For a moment, Zyl felt the world go silent. There was a pull at his soul, the very core of his being, a little point that Mercury had told him. Reflexively, he leaned to the right.
There was the horrible sound of reality ripping apart.
Where his head had just been, a beam arced through, soaring into the sky and annihilating the clouds for miles. The air hissed and burned, the water turned into vapor violently, only to cool down again.
It was silent for ten seconds, then hail began to fall.
Once again a laugh came from the crater. “Damn, I was so sure that would work!” Despite his apparent displeasure, Berthorn slowly rose from the hole, dusting himself off. His clothes were coated in blood, now, as was the floor. But he still got ready.
“Come at me, brother,” he said.
Zyl punched him in the face.
- - - - - -
“Why do people keep almost dying around me?” Irrithuriel cursed, quickly pulling out herbs.
Trinya didn’t reply. In fact, her eyes were still wide open, staring off into the sky. She was probably in shock. Her pupils were dilated to the fullest extent, and her breathing hardly even noticeable.
“Fuck me,” Irrithuriel kept cursing. Behind her, explosion after explosion rang out as she cast a few simple spells, then poured a couple potions over the other dragon. “Come on, Trinyakorie. Work with me here. If you want to live, you’ll have to shift.”
There was no reply. Maybe a small twitch, but it was so faint, Irrithuriel was unsure whether it was even an acknowledgement.
Instead of considering that, the old dragon pulled out more herbs, and began preparing some salves. Well, with most of them, others she just shoved into Trinya’s mouth, then cast minor spells to get the materials into the woman’s stomach.
Now, that still was a good path for them to take to the floor, which is what the salve was for. It only took a small bit to prepare, a minute or so at most, but it was more than enough time for multiple explosions behind her.
With practiced motions, she smeared it onto the bandage, then wrapped that around Trinya’s stomach, stemming the bleeding. The amount of blood was probably enough to fill a small pool by now, but that didn’t truly mean anything just yet.
The wound was so clean it was easy to dress, but at the same time, that also meant that it was hard for the healing to kickstart properly. Irrithuriel grimaced, and began lightly smacking Trinya’s cheeks.
“Come on you old hag, wake up and cooperate!”
Behind her, there was a crash and a crater appeared.
She poured more potions onto Trinya, dozens upon dozens of hours of painstaking work being used on someone she considered an enemy. Someone she did not consider worthy of death.
“Stop letting your life flash before your eyes and shift already!!!” Irrithuriel hissed into the woman’s ear.

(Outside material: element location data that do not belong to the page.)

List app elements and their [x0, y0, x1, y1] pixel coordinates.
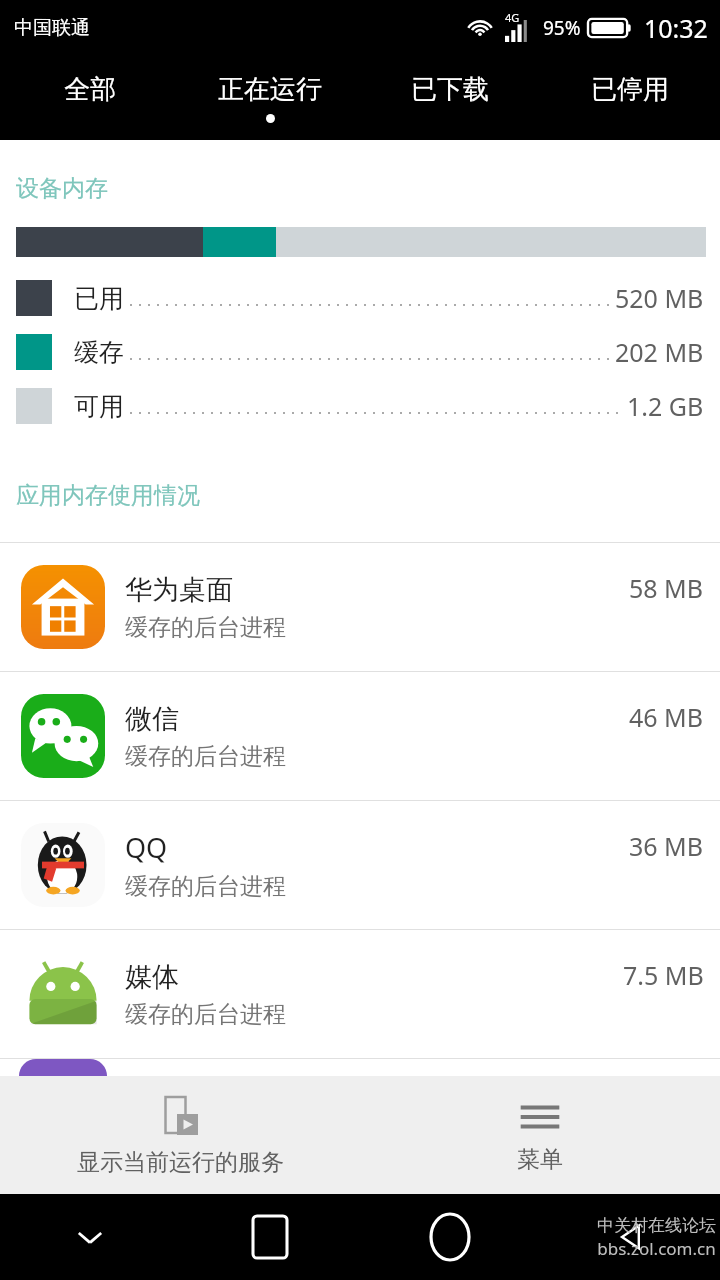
staticText: 缓存	[74, 337, 124, 368]
button[interactable]: 缓存	[0, 325, 720, 379]
staticText: 36 MB	[629, 829, 704, 863]
button[interactable]: Hide	[0, 1194, 180, 1280]
staticText: 7.5 MB	[623, 958, 704, 992]
staticText: 4G	[505, 10, 520, 25]
staticText: 媒体	[125, 960, 179, 994]
staticText: 缓存的后台进程	[125, 872, 286, 901]
button[interactable]: 可用	[0, 379, 720, 433]
staticText: 微信	[125, 702, 179, 736]
button[interactable]: QQ	[0, 801, 720, 929]
staticText: 95%	[543, 15, 581, 41]
button[interactable]: 已停用	[540, 56, 720, 140]
button[interactable]: Recents	[180, 1194, 360, 1280]
button[interactable]: 全部	[0, 56, 180, 140]
staticText: 已停用	[591, 73, 669, 106]
staticText: 设备内存	[16, 174, 108, 203]
staticText: 中关村在线论坛 bbs.zol.com.cn	[597, 1215, 716, 1260]
button[interactable]: 媒体	[0, 930, 720, 1058]
staticText: 可用	[74, 391, 124, 422]
staticText: 应用内存使用情况	[16, 481, 200, 510]
button[interactable]: 已下载	[360, 56, 540, 140]
staticText: 正在运行	[218, 73, 322, 106]
button[interactable]: 已用	[0, 271, 720, 325]
button[interactable]: Back	[540, 1194, 720, 1280]
staticText: 缓存的后台进程	[125, 613, 286, 642]
staticText: 已下载	[411, 73, 489, 106]
staticText: 华为桌面	[125, 573, 233, 607]
staticText: 已用	[74, 283, 124, 314]
staticText: 58 MB	[629, 571, 704, 605]
button[interactable]: 菜单	[360, 1076, 720, 1194]
staticText: 10:32	[644, 11, 708, 45]
staticText: 202 MB	[615, 335, 704, 369]
staticText: 全部	[64, 73, 116, 106]
staticText: 显示当前运行的服务	[77, 1148, 284, 1177]
staticText: 缓存的后台进程	[125, 742, 286, 771]
staticText: 缓存的后台进程	[125, 1000, 286, 1029]
button[interactable]: Home	[360, 1194, 540, 1280]
staticText: 46 MB	[629, 700, 704, 734]
button[interactable]: 华为桌面	[0, 543, 720, 671]
staticText: 1.2 GB	[627, 389, 704, 423]
button[interactable]: 正在运行	[180, 56, 360, 140]
staticText: 中国联通	[14, 16, 90, 40]
staticText: 菜单	[517, 1145, 563, 1174]
button[interactable]: 微信	[0, 672, 720, 800]
button[interactable]: 显示当前运行的服务	[0, 1076, 360, 1194]
staticText: QQ	[125, 829, 168, 866]
staticText: 520 MB	[615, 281, 704, 315]
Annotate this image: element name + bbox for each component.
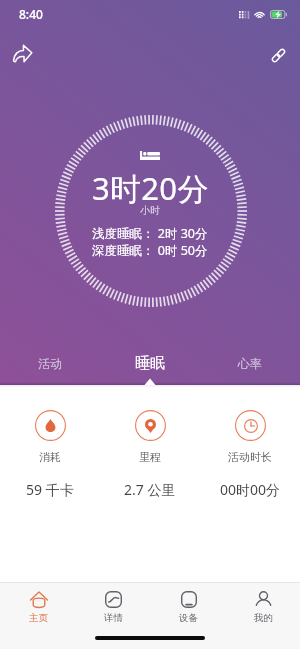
button[interactable]: Link xyxy=(262,39,294,71)
button[interactable]: 消耗 xyxy=(5,410,95,499)
staticText: 我的 xyxy=(254,612,273,624)
staticText: 59 千卡 xyxy=(26,480,74,499)
button[interactable]: 设备 xyxy=(160,590,216,624)
staticText: 睡眠 xyxy=(135,354,165,373)
button[interactable]: 详情 xyxy=(85,590,141,624)
button[interactable]: 活动时长 xyxy=(205,410,295,499)
staticText: 浅度睡眠： 2时 30分 xyxy=(92,225,208,242)
staticText: 活动时长 xyxy=(228,450,272,464)
button[interactable]: 里程 xyxy=(105,410,195,499)
staticText: 8:40 xyxy=(19,6,43,22)
staticText: 00时00分 xyxy=(220,480,281,499)
button[interactable]: 活动 xyxy=(14,345,86,381)
staticText: 2.7 公里 xyxy=(124,480,176,499)
staticText: 小时 xyxy=(140,204,160,217)
staticText: 深度睡眠： 0时 50分 xyxy=(92,242,208,259)
button[interactable]: 睡眠 xyxy=(114,345,186,381)
staticText: 主页 xyxy=(29,612,48,624)
staticText: 心率 xyxy=(238,356,262,371)
staticText: 消耗 xyxy=(39,450,61,464)
button[interactable]: 心率 xyxy=(214,345,286,381)
button[interactable]: 我的 xyxy=(235,590,291,624)
button[interactable]: 主页 xyxy=(10,590,66,624)
staticText: 3时20分 xyxy=(92,167,209,209)
staticText: 详情 xyxy=(104,612,123,624)
staticText: 设备 xyxy=(179,612,198,624)
staticText: 里程 xyxy=(139,450,161,464)
button[interactable]: Share xyxy=(5,36,39,70)
staticText: 活动 xyxy=(38,356,62,371)
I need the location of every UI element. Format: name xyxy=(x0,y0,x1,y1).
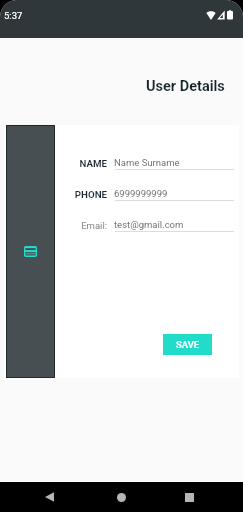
staticText: Name Surname xyxy=(114,157,180,168)
staticText: User Details xyxy=(146,78,225,95)
button[interactable]: Recent apps xyxy=(169,482,209,512)
staticText: 5:37 xyxy=(4,10,23,21)
staticText: PHONE xyxy=(47,189,107,200)
staticText: test@gmail.com xyxy=(114,219,184,230)
button[interactable]: Home xyxy=(101,482,142,512)
staticText: 6999999999 xyxy=(114,188,168,199)
button[interactable]: Payment cards xyxy=(7,126,54,377)
staticText: SAVE xyxy=(176,339,200,350)
button[interactable]: SAVE xyxy=(163,334,212,355)
button[interactable]: Back xyxy=(29,482,69,512)
staticText: Email: xyxy=(47,220,107,231)
staticText: NAME xyxy=(47,158,107,169)
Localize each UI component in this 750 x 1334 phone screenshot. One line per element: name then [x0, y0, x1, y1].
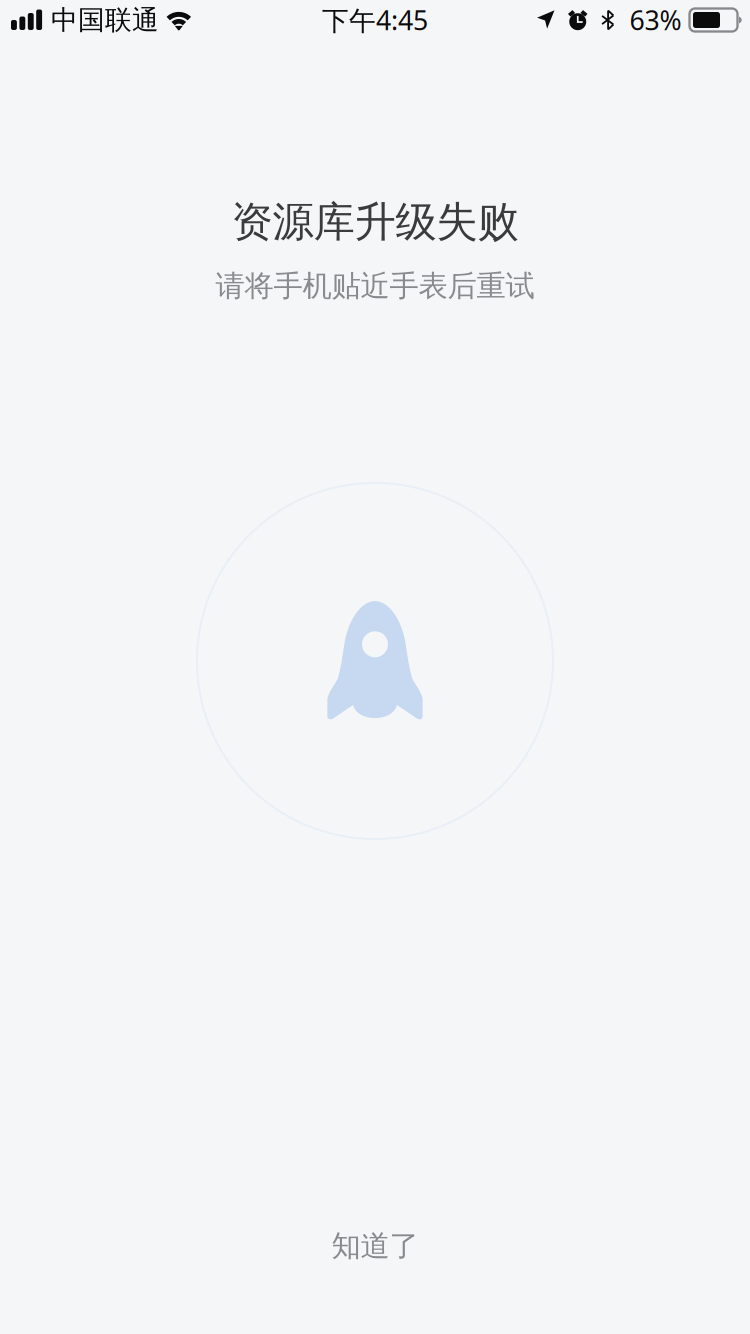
- button[interactable]: 知道了: [0, 1221, 750, 1271]
- staticText: 知道了: [332, 1228, 418, 1264]
- staticText: 资源库升级失败: [232, 197, 518, 247]
- staticText: 下午4:45: [322, 2, 428, 38]
- staticText: 63%: [630, 2, 682, 38]
- staticText: 请将手机贴近手表后重试: [216, 268, 534, 304]
- staticText: 中国联通: [51, 4, 159, 36]
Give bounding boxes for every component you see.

Then, Trinya’s eyes twitched. Properly twitched, a full motion. Her pupils contracted at a moment’s notice, going from the size of her entire iris to being as small as pinholes in an instant. Then she screeched. It would have sounded like a banshee had she the air to support it for more than a moment.
Yet, despite her horrendous condition, the air stirred. The mana in the atmosphere shifted, gathering towards them. For dozens of miles, every speck of magic was drawn towards the mountaintop as Trinya’s body changed. Her bones cracked, reshaped, and moved. Her spine grew longer, wings erupting from her back. Her fingers melded into claws, and her entire skin was covered by scales.
Even Zyl and Berthorn had to look over from their battle. For the first time, the coward brother’s face fell. Perhaps he shouldn’t have kept all of
Now, there was a full sized dragon to contend with. And she was angry.